Goebbels received a programme for the territorial partitioning of Russia from Hitler:
7 June. The Asian part of R. does not need to be discussed. The European part we shall assimilate. Stalin recently told Matsuoka he is Asian. He can hardly complain!
Goebbels put his back into preparing for the new war. He tightened the screws wherever he could, forbidding the showing of foreign films in the Cabaret of Comedians where ‘all the gripers go’ to watch them; he ‘prepared new measures against the Berlin Jews’. He castigated those sections of the press that failed sufficiently to extol the achievements of German arms, calling them the ‘petty-bourgeois press’. He intervened in matters of ensuring military secrecy in all the Berlin ministries. ‘We will even have to call on the services of the Gestapo.’

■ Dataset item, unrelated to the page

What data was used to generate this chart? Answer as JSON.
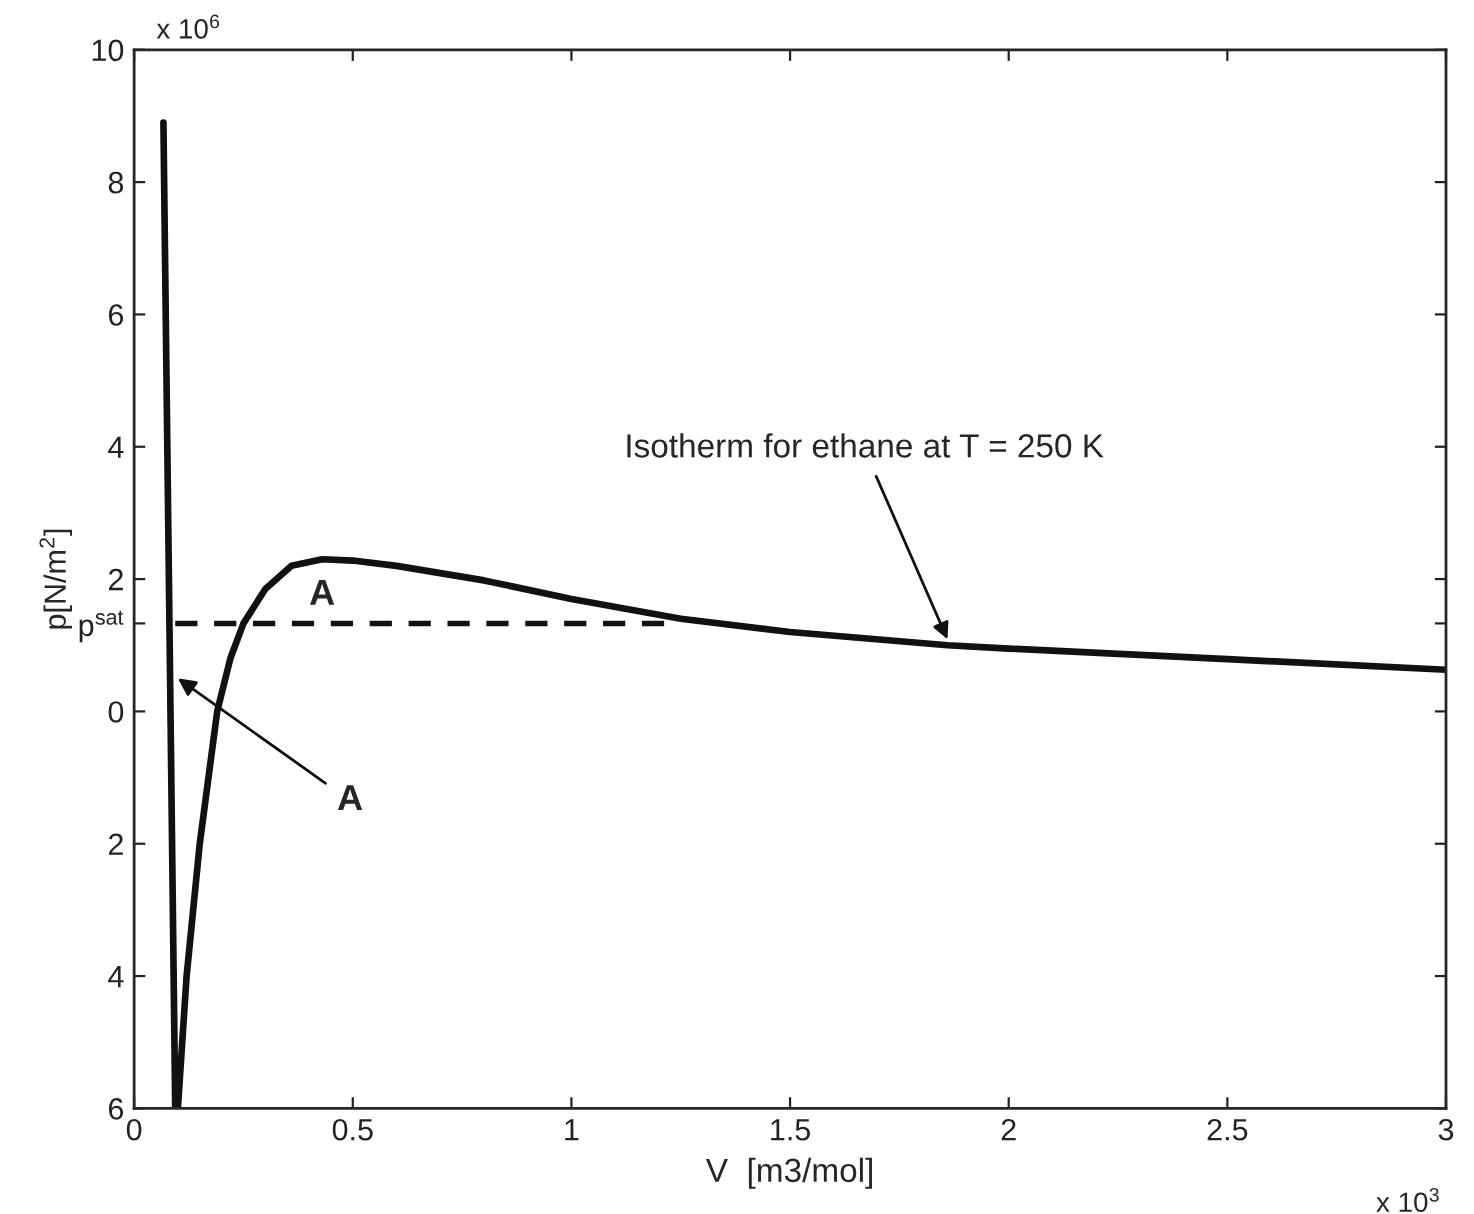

He kept Robert Ley of the Nazis’ German Labour Front from promising new post-war social programmes, so as not to awaken an appetite for peace among the population. At the same time, he cancelled the existing ban on dances. ‘That is necessary in order as far as possible to conceal our next operation. The people must believe that we are now “replete with victories” and no longer interested in anything beyond recreation and dancing’ (10 June). Goebbels decided to go easy on anti-tobacco propaganda in order not to offend soldiers who smoked or introduce ‘inflammable matter’ among the populace. ‘War already conceals within itself quite enough natural incendiary matter. Accordingly, I am ordering a toning down of excessively harsh anti-clerical propaganda. There will be time enough for that after the war’ (17 June).